John Sparke of The Friary, in the parish of Street Jude, Plymouth, Devon, was an English politician who sat in the House of Commons from 1628 to 1629.
Background
Sparke was the son of John Sparke (d1603) of Plymouth, Devon, Mayor of Plymouth in 1583 and 1591, by his wife Juliana Cock (d1583), daughter of Gregory Cock, mayor of Plymouth. In the 1580s John Sparke (d1603) acquired the former Whitefriars Priory in the parish of Street Jude, Plymouth (dissolved a few decades before during the Dissolution of the Monasteries), which he made his residence.
Career
He matriculated at Exeter College, Oxford on 13 December 1622, aged 19. He was a student of Lincoln"s Inn in 1623. The Sparke family"s residence in Plymouth was the former Whitefriars Abbey, in the parish of Street Jude, which after the Dissolution of the Monasteries was probably acquired by Giles and Gregory Iselham, who obtained possession of other ecclesiastical property in Plymouth.

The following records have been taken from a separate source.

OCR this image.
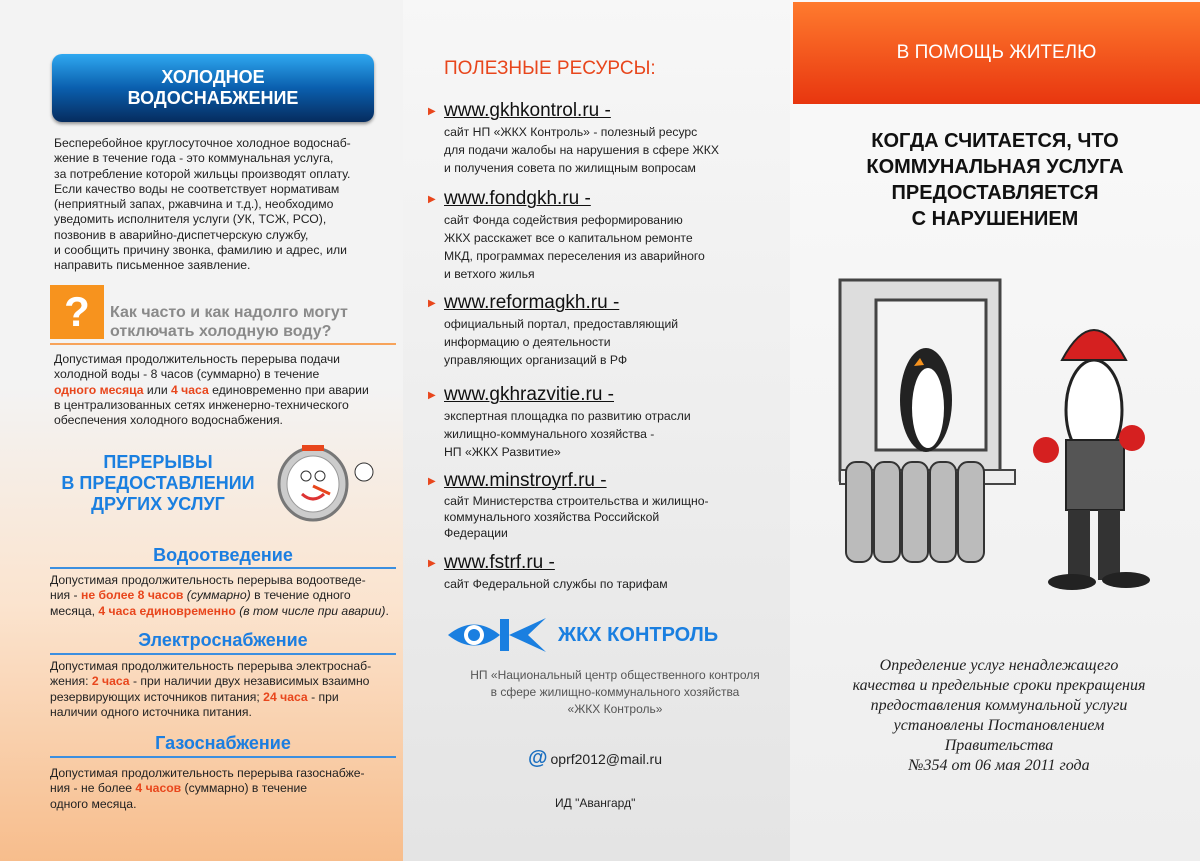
ХОЛОДНОЕ
ВОДОСНАБЖЕНИЕ
Бесперебойное круглосуточное холодное водоснаб-
жение в течение года - это коммунальная услуга,
за потребление которой жильцы производят оплату.
Если качество воды не соответствует нормативам
(неприятный запах, ржавчина и т.д.), необходимо
уведомить исполнителя услуги (УК, ТСЖ, РСО),
позвонив в аварийно-диспетчерскую службу,
и сообщить причину звонка, фамилию и адрес, или
направить письменное заявление.
?	Как часто и как надолго могут
отключать холодную воду?
Допустимая продолжительность перерыва подачи
холодной воды - 8 часов (суммарно) в течение
одного месяца или 4 часа единовременно при аварии
в централизованных сетях инженерно-технического
обеспечения холодного водоснабжения.
ПЕРЕРЫВЫ
В ПРЕДОСТАВЛЕНИИ
ДРУГИХ УСЛУГ
Водоотведение
Допустимая продолжительность перерыва водоотведе-
ния - не более 8 часов (суммарно) в течение одного
месяца, 4 часа единовременно (в том числе при аварии).
Электроснабжение
Допустимая продолжительность перерыва электроснаб-
жения: 2 часа - при наличии двух независимых взаимно
резервирующих источников питания; 24 часа - при
наличии одного источника питания.
Газоснабжение
Допустимая продолжительность перерыва газоснабже-
ния - не более 4 часов (суммарно) в течение
одного месяца.
ПОЛЕЗНЫЕ РЕСУРСЫ:
▶ www.gkhkontrol.ru -
сайт НП «ЖКХ Контроль» - полезный ресурс
для подачи жалобы на нарушения в сфере ЖКХ
и получения совета по жилищным вопросам
▶ www.fondgkh.ru -
сайт Фонда содействия реформированию
ЖКХ расскажет все о капитальном ремонте
МКД, программах переселения из аварийного
и ветхого жилья
▶ www.reformagkh.ru -
официальный портал, предоставляющий
информацию о деятельности
управляющих организаций в РФ
▶ www.gkhrazvitie.ru -
экспертная площадка по развитию отрасли
жилищно-коммунального хозяйства -
НП «ЖКХ Развитие»
▶ www.minstroyrf.ru -
сайт Министерства строительства и жилищно-
коммунального хозяйства Российской
Федерации
▶ www.fstrf.ru -
сайт Федеральной службы по тарифам
ЖКХ КОНТРОЛЬ
НП «Национальный центр общественного контроля
в сфере жилищно-коммунального хозяйства
«ЖКХ Контроль»
@ oprf2012@mail.ru
ИД "Авангард"
В ПОМОЩЬ ЖИТЕЛЮ
КОГДА СЧИТАЕТСЯ, ЧТО
КОММУНАЛЬНАЯ УСЛУГА
ПРЕДОСТАВЛЯЕТСЯ
С НАРУШЕНИЕМ
Определение услуг ненадлежащего
качества и предельные сроки прекращения
предоставления коммунальной услуги
установлены Постановлением
Правительства
№354 от 06 мая 2011 года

lieutenant was then acquired by the Sparke family, who made it their residence.
From Sparke it passed to the Molesworths and Clarkes to the Beweses. The buildings were converted into a hospital for soldiers in the year 1794, when a deadly sickness was ravaging the troops detained at the port for the West India expedition.
They were subsequently used as an infirmary for the troops stationed at Millbay and Frankfort Barracks. Parts were used as dwellings, but Friary Court was thenceforth never considered a fashionable address.
Membership
In 1628, probably due to the influence of his wife"s family the Rashleighs, he was elected Member of Parliament for Mitchell and sat until 1629 when King Charles decided to rule without parliament for eleven years.